Question

Assertion :$si{n}^{-1}tan(ta{n}^{-1}x+ta{n}^{-1}(2-x\left)\right)=\pi /2$ has no non-zero integral solution. Reason: The greatest and least value of $(si{n}^{-1}x{)}^3+(co{s}^{-1}x{)}^3$ are respectively $7{\pi }^3/8$ and ${\pi }^3/32$.
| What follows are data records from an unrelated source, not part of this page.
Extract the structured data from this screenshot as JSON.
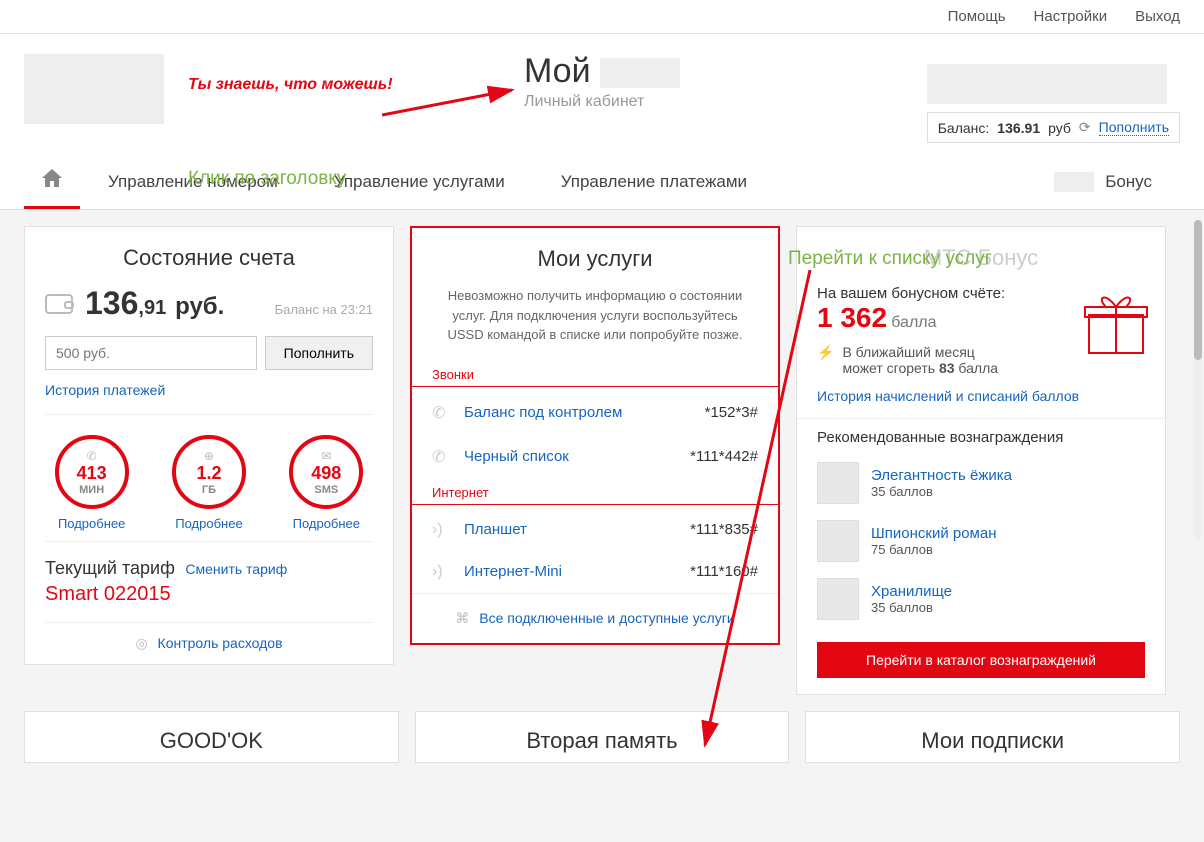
{
  "topbar": {
    "help": "Помощь",
    "settings": "Настройки",
    "logout": "Выход"
  },
  "header": {
    "slogan": "Ты знаешь, что можешь!",
    "title_prefix": "Мой",
    "subtitle": "Личный кабинет",
    "balance_label": "Баланс:",
    "balance_value": "136.91",
    "balance_currency": "руб",
    "topup": "Пополнить"
  },
  "annotations": {
    "click_header": "Клик по заголовку",
    "go_services": "Перейти к списку услуг"
  },
  "nav": {
    "number": "Управление номером",
    "services": "Управление услугами",
    "payments": "Управление платежами",
    "bonus": "Бонус"
  },
  "account": {
    "title": "Состояние счета",
    "amount_int": "136",
    "amount_dec": ",91",
    "currency": "руб.",
    "balance_at": "Баланс на 23:21",
    "input_placeholder": "500 руб.",
    "topup_btn": "Пополнить",
    "history": "История платежей",
    "circles": [
      {
        "icon": "phone",
        "value": "413",
        "unit": "МИН",
        "more": "Подробнее"
      },
      {
        "icon": "globe",
        "value": "1.2",
        "unit": "ГБ",
        "more": "Подробнее"
      },
      {
        "icon": "mail",
        "value": "498",
        "unit": "SMS",
        "more": "Подробнее"
      }
    ],
    "tariff_label": "Текущий тариф",
    "tariff_change": "Сменить тариф",
    "tariff_name": "Smart 022015",
    "expenses": "Контроль расходов"
  },
  "services": {
    "title": "Мои услуги",
    "message": "Невозможно получить информацию о состоянии услуг. Для подключения услуги воспользуйтесь USSD командой в списке или попробуйте позже.",
    "cat_calls": "Звонки",
    "calls": [
      {
        "name": "Баланс под контролем",
        "ussd": "*152*3#"
      },
      {
        "name": "Черный список",
        "ussd": "*111*442#"
      }
    ],
    "cat_internet": "Интернет",
    "internet": [
      {
        "name": "Планшет",
        "ussd": "*111*835#"
      },
      {
        "name": "Интернет-Mini",
        "ussd": "*111*160#"
      }
    ],
    "all": "Все подключенные и доступные услуги"
  },
  "bonus": {
    "title": "МТС Бонус",
    "on_account": "На вашем бонусном счёте:",
    "amount": "1 362",
    "unit": "балла",
    "burn_line1": "В ближайший месяц",
    "burn_line2_prefix": "может сгореть ",
    "burn_value": "83",
    "burn_line2_suffix": " балла",
    "history": "История начислений и списаний баллов",
    "rewards_title": "Рекомендованные вознаграждения",
    "rewards": [
      {
        "name": "Элегантность ёжика",
        "price": "35 баллов"
      },
      {
        "name": "Шпионский роман",
        "price": "75 баллов"
      },
      {
        "name": "Хранилище",
        "price": "35 баллов"
      }
    ],
    "catalog_btn": "Перейти в каталог вознаграждений"
  },
  "row2": {
    "goodok": "GOOD'OK",
    "memory": "Вторая память",
    "subs": "Мои подписки"
  }
}
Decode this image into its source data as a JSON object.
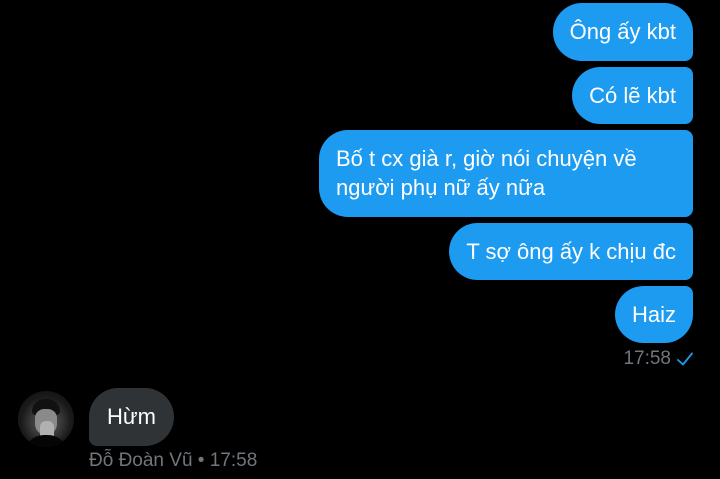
{
  "conversation": {
    "outgoing": [
      {
        "text": "Ông ấy kbt"
      },
      {
        "text": "Có lẽ kbt"
      },
      {
        "text": "Bố t cx già r, giờ nói chuyện về người phụ nữ ấy nữa"
      },
      {
        "text": "T sợ ông ấy k chịu đc"
      },
      {
        "text": "Haiz"
      }
    ],
    "outgoing_time": "17:58",
    "incoming": [
      {
        "text": "Hừm"
      }
    ],
    "incoming_sender": "Đỗ Đoàn Vũ",
    "incoming_separator": "•",
    "incoming_time": "17:58"
  },
  "colors": {
    "background": "#000000",
    "outgoing_bubble": "#1d9bf0",
    "incoming_bubble": "#2f3336",
    "meta_text": "#71767b",
    "check": "#1d9bf0"
  },
  "icons": {
    "read_receipt": "checkmark-icon",
    "avatar": "avatar"
  }
}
• A. Both Assertion and Reason are correct and Reason is the correct explanation for Assertion
• B. Both Assertion and Reason are correct but Reason is not the correct explanation for Assertion
• C. Assertion is correct but Reason is incorrect
• D. Assertion is incorrect but Reason is correct

Answer 1

The correct option is B Both Assertion and Reason are correct but Reason is not the correct explanation for Assertion

For statement one to be true
$ta{n}^{-1}\left(x\right)+ta{n}^{-1}(2-x)=\frac{\pi }{4}$
$ta{n}^{-1}\left(\frac{2}{1-2x+x^2}\right)=\frac{\pi }{4}$
$\frac{2}{(x-1{)}^2}=1$
$(x-1{)}^2=2$
$(x-1)=\pm \sqrt{2}$
$x=1\pm \sqrt{2}$
Hence it has non integral roots.
Thus the assertion is true.

Now $f\left(x\right)=si{n}^{-1}(x{)}^3+co{s}^{-1}(x{)}^3$
Minimum value of f(x) is at $x=\frac{1}{\sqrt{2}}$
$=\frac{{\pi }^3}{64}+\frac{{\pi }^3}{64}$

$=\frac{{\pi }^3}{32}$

And maximum is attained at $x=-1$
$=-\frac{{\pi }^3}{8}+{\pi }^3$

$=\frac{7{\pi }^3}{8}$

Thus the reason is correct, however it is not the correct explanation for the assertion.